How about the belief that money is something which does grow on trees, called loans, and that when you are about £40 000+ in debt there are companies which will help you to become bankrupt and write off most of the debts for you.
That eating convenience foods is easier and quicker than cooking for yourself. Cooking is something others do for you and the kitchen is the place to make tea, coffee and microwave whatever you have got from the chiller cabinet of M+S.
Cheap clothes are easy to buy and when you are bored with them, throw them away and get more.
False is perfect, and the more one looks like a dummy in the shop window the better. Thin is in, but reality is, obesity is common. If you have photographs taken, then air-brush out the fat bits and create a new look, a false look. If you don't like the shape of anything you have, then go for plastic surgery.
Meet people on line, they never have to see what you really look like or experience your personality, you can be whoever you wish in cyber space. Even better, create a little cartoon of what you think you look like and flirt to your hearts content, after all its not real.
And that is the part that seems to be growing in our youth today, its not real anymore. If you don't like it, then change it, money is easy to get hold of and parents will give them everything, right?
But then, what sort of world have we given them to grow in? The world has shrunk and if a butterfly sneezes in Africa we know about it within hours. The worlds media has to create stories to fuel the obsessive need for news and our passion for the macabre (as long as its not us that is experiencing it of course). Bad news is good news and we lap it up. As a consequence of all this bad news, we have wrapped up children in cotton wool and made them scared to interact. They are forever looking over their shoulders for the next paedophile, rapist, murderer or gang member with drugs to sell. I know of children who have become scared to walk down the road because of the people they don’t know walking down the road at the same time as them. Now that is scary! They are imprisoned within the car and who has given them that fear if it isn’t their parents.

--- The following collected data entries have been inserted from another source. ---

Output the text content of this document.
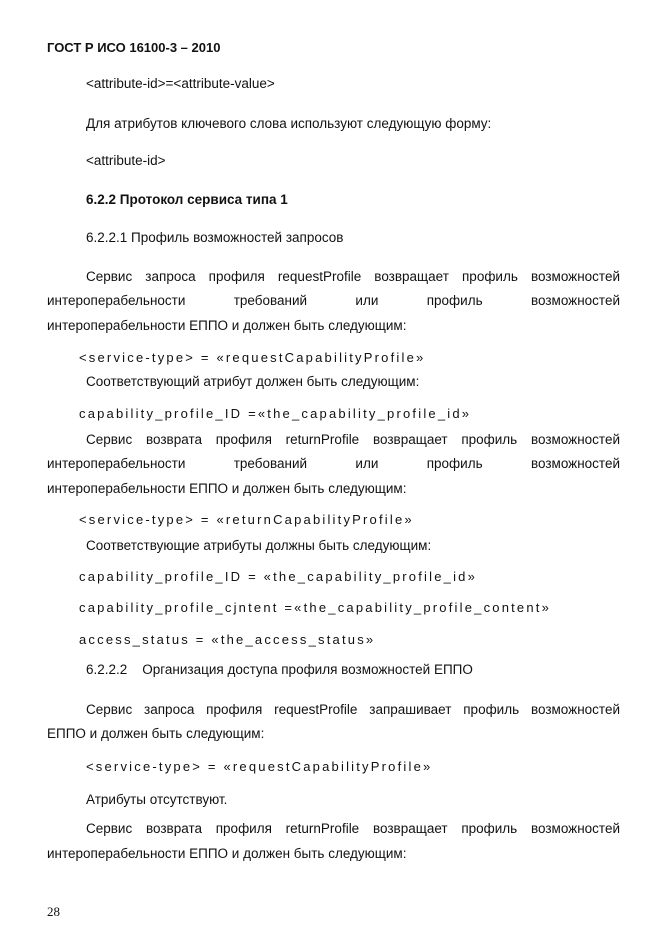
ГОСТ Р ИСО 16100-3 – 2010
<attribute-id>=<attribute-value>
Для атрибутов ключевого слова используют следующую форму:
<attribute-id>
6.2.2 Протокол сервиса типа 1
6.2.2.1 Профиль возможностей запросов
Сервис запроса профиля requestProfile возвращает профиль возможностей
интероперабельности требований или профиль возможностей
интероперабельности ЕППО и должен быть следующим:
<service-type> = «requestCapabilityProfile»
Соответствующий атрибут должен быть следующим:
capability_profile_ID =«the_capability_profile_id»
Сервис возврата профиля returnProfile возвращает профиль возможностей
интероперабельности требований или профиль возможностей
интероперабельности ЕППО и должен быть следующим:
<service-type> = «returnCapabilityProfile»
Соответствующие атрибуты должны быть следующим:
capability_profile_ID = «the_capability_profile_id»
capability_profile_cjntent =«the_capability_profile_content»
access_status = «the_access_status»
6.2.2.2    Организация доступа профиля возможностей ЕППО
Сервис запроса профиля requestProfile запрашивает профиль возможностей
ЕППО и должен быть следующим:
<service-type> = «requestCapabilityProfile»
Атрибуты отсутствуют.
Сервис возврата профиля returnProfile возвращает профиль возможностей
интероперабельности ЕППО и должен быть следующим:
28
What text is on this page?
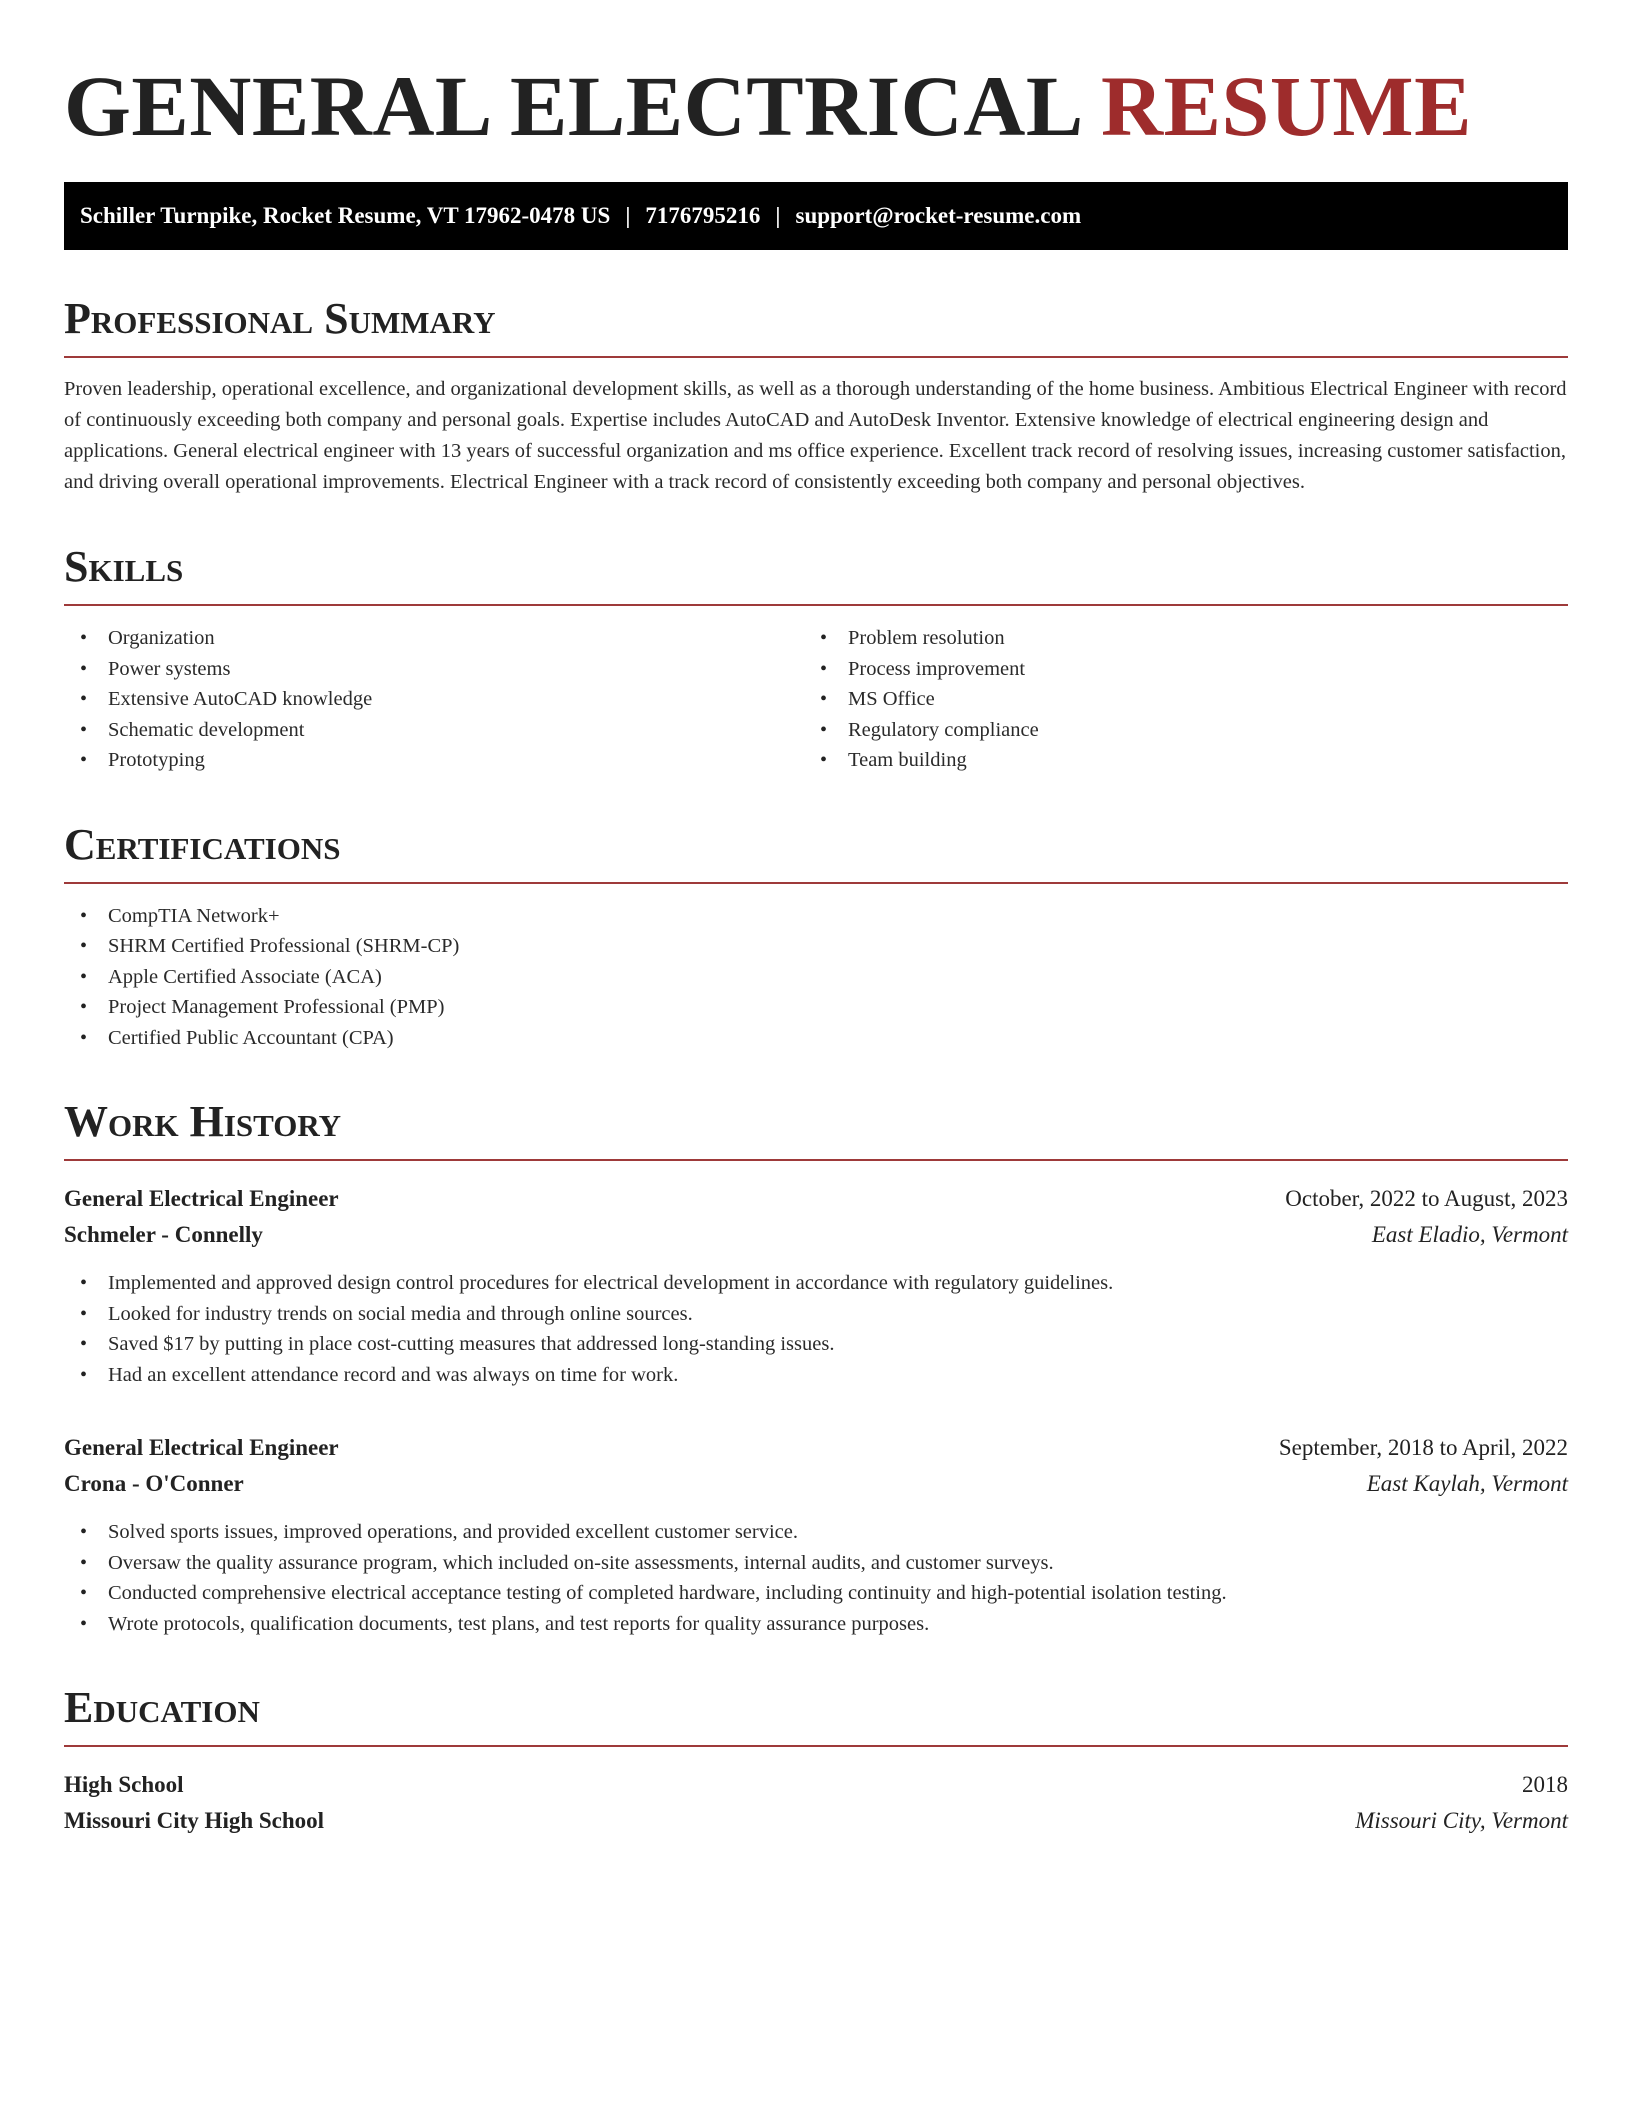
GENERAL ELECTRICAL RESUME
Schiller Turnpike, Rocket Resume, VT 17962-0478 US | 7176795216 | support@rocket-resume.com
Professional Summary

Proven leadership, operational excellence, and organizational development skills, as well as a thorough understanding of the home business. Ambitious Electrical Engineer with record of continuously exceeding both company and personal goals. Expertise includes AutoCAD and AutoDesk Inventor. Extensive knowledge of electrical engineering design and applications. General electrical engineer with 13 years of successful organization and ms office experience. Excellent track record of resolving issues, increasing customer satisfaction, and driving overall operational improvements. Electrical Engineer with a track record of consistently exceeding both company and personal objectives.

Skills
• Organization
• Power systems
• Extensive AutoCAD knowledge
• Schematic development
• Prototyping
• Problem resolution
• Process improvement
• MS Office
• Regulatory compliance
• Team building
Certifications
• CompTIA Network+
• SHRM Certified Professional (SHRM-CP)
• Apple Certified Associate (ACA)
• Project Management Professional (PMP)
• Certified Public Accountant (CPA)
Work History
General Electrical Engineer	October, 2022 to August, 2023
Schmeler - Connelly	East Eladio, Vermont
• Implemented and approved design control procedures for electrical development in accordance with regulatory guidelines.
• Looked for industry trends on social media and through online sources.
• Saved $17 by putting in place cost-cutting measures that addressed long-standing issues.
• Had an excellent attendance record and was always on time for work.
General Electrical Engineer	September, 2018 to April, 2022
Crona - O'Conner	East Kaylah, Vermont
• Solved sports issues, improved operations, and provided excellent customer service.
• Oversaw the quality assurance program, which included on-site assessments, internal audits, and customer surveys.
• Conducted comprehensive electrical acceptance testing of completed hardware, including continuity and high-potential isolation testing.
• Wrote protocols, qualification documents, test plans, and test reports for quality assurance purposes.
Education
High School	2018
Missouri City High School	Missouri City, Vermont
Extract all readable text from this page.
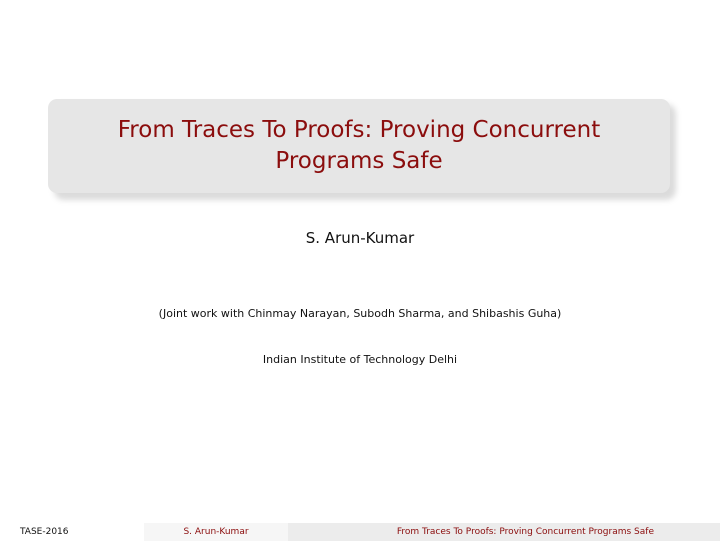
From Traces To Proofs: Proving Concurrent
Programs Safe
S. Arun-Kumar
(Joint work with Chinmay Narayan, Subodh Sharma, and Shibashis Guha)
Indian Institute of Technology Delhi
TASE-2016	S. Arun-Kumar	From Traces To Proofs: Proving Concurrent Programs Safe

They go round in gangs because it is the only way they feel safe and yet the older generation are made to feel threatened by them being in gangs because of the news. They have heard on the TV how many people have been killed by the gangs of youths. Yes, some of them are rough but most are no different to how we used to be when we were their age. Maybe they haven't been taught that respect is a foundation of human interaction but that again is a sign of what parent do and do not teach.
I looked at the teenager in the queue ahead of me and wondered what she would be like as a mother and what she would be teaching her children? That meat when it is raw is dirty and not to be touched? That drinking a litre of vodka when you are 15 years old is OK as long as you don't get caught? That the place to live your best life is sitting in front of a computer on one of the social networking sites playing at living but not actually doing it because you may meet someone and they may attack you? That when you go out you do this in large groups because you are safer that way and will get left alone, except by the boys who will treat you to a beating if you don't do what you should? Or maybe the girls will beat the males because they are showing how ‘laddish’ they can be?
I smiled and thought of the teachers who have the unenviable job of teaching the latest crop of pregnancies how to live a full and rewarding life when half of them don’t really know themselves. I hope there are enough well balanced children out there to keep the country and ostensibly the world on an even keel so we didn’t blow it up or render it an unnecessary part of their computer interactive life.